Dans son message anti-IA, « Bonne chance, amusez-vous, ne meurs pas » se situe quelque part entre une histoire classique d'apocalypse robotique et un commentaire sur ce qui est réellement développé aujourd'hui. Ce dernier aboutit à la séquence d'action la plus drôle du film, dans laquelle l'ennemi comprend mal une « invite » et nos héros se retrouvent à combattre un spectaculaire monstre de cervelle (animé, il faut le préciser, par de véritables artistes VFX humains). Certains critiques de l’IA pourraient critiquer la super-intelligence singulière du film comme une « fatalité », arguant que le vrai problème de l’IA n’est pas qu’elle va devenir intelligente, mais que malgré tout le battage médiatique, elle va rester dangereusement stupide. Mais cette réalité ne se prête pas vraiment à un thriller d’action aux enjeux élevés. La fin du film répond à cela et à la plupart des autres critiques logiques que l'on peut faire à son histoire avec une tournure intelligente et consciente qui fonctionne aussi bien qu'une punchline brutale et autonome et une ouverture pour des suites potentielles.

Le film auquel je pense le plus par rapport à « Bonne chance, amusez-vous, ne meurs pas » est « Idiocracy ». Les deux sont des comédies de science-fiction très drôles qui font des arguments satiriques sérieux qui se rapprochent suffisamment de la vérité sur les problèmes sociaux majeurs pour mériter le statut de favori culte – tout en étant suffisamment hors de propos à d'autres égards pour que certaines personnes les trouvent ennuyeuses.
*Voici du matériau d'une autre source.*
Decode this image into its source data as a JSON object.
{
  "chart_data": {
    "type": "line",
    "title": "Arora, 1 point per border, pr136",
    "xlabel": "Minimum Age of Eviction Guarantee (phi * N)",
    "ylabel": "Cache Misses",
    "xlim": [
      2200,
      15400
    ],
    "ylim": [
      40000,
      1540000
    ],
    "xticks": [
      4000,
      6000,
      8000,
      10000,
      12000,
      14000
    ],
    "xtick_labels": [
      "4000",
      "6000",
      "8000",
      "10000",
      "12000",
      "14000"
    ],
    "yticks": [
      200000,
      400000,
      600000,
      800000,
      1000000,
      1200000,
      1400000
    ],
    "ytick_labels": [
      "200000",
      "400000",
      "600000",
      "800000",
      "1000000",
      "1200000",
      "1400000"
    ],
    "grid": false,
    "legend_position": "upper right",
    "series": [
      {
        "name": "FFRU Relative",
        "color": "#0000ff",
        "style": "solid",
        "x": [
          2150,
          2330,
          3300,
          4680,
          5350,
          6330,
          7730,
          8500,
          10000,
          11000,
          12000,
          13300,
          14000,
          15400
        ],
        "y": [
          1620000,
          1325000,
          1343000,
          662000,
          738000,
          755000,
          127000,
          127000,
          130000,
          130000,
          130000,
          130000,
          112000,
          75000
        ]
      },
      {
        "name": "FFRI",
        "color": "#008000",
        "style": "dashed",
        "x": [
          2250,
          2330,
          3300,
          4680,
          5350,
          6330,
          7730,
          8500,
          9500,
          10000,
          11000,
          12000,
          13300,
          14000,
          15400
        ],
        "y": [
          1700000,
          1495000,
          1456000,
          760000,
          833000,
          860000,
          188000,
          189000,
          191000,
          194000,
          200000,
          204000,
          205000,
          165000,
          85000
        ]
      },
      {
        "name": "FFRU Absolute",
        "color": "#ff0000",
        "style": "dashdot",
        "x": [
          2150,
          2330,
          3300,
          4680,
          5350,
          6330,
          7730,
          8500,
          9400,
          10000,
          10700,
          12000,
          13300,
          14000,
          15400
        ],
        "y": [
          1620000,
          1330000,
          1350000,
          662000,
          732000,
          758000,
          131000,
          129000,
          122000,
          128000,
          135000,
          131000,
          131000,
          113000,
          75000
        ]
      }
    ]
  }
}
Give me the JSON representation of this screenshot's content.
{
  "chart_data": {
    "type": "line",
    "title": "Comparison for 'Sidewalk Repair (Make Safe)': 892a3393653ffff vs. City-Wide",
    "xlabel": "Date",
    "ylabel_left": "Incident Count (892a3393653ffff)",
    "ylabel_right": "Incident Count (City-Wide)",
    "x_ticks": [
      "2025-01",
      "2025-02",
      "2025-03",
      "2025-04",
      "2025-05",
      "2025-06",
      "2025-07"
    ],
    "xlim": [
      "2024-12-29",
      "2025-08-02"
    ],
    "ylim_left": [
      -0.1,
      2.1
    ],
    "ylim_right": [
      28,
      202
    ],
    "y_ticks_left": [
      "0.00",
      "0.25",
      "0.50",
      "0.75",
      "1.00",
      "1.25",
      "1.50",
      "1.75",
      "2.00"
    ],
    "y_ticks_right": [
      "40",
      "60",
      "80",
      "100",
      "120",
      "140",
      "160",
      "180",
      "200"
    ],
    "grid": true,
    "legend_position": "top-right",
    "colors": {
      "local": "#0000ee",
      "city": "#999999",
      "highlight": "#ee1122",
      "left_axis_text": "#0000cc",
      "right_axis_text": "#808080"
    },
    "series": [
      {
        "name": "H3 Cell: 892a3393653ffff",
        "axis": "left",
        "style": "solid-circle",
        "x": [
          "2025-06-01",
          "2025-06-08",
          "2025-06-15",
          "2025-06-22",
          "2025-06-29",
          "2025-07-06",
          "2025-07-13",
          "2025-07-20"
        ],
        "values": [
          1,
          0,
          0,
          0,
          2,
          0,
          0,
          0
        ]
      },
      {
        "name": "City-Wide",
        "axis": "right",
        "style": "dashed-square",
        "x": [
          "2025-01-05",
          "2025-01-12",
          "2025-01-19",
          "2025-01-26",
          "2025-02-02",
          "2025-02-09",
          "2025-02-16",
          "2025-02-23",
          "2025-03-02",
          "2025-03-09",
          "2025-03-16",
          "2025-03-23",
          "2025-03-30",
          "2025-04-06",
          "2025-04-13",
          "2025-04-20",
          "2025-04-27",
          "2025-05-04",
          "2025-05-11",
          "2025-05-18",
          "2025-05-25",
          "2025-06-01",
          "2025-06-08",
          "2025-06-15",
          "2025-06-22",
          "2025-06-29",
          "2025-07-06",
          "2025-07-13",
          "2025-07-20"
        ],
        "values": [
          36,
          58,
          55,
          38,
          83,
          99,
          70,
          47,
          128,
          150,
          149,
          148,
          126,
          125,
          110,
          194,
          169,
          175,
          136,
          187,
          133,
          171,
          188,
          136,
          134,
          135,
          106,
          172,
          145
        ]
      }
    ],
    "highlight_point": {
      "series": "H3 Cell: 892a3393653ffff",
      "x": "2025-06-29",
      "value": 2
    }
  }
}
Pour être clair, les morceaux pleurnichards de « Good Luck, Have Fun, Don't Die » ne sont pas aussi problématiques que l'histoire eugénique accidentellement approuvée de « Idiocracy », et le cinéma de Gore Verbinski est plus excitant visuellement que celui de Mike Judge, mais le mélange d'ambiances pour la plupart justes mais parfois décalées est similaire entre les deux. « L'idiocratie » a eu son pendant plus humain sous la forme de « WALL-E » ; pour une contrepartie animée tout aussi supérieure à « Bonne chance, amusez-vous, ne meurs pas », regardez « Les Mitchell contre les Machines ».

« Bonne chance, amusez-vous, ne meurs pas » sort en salles le 13 février.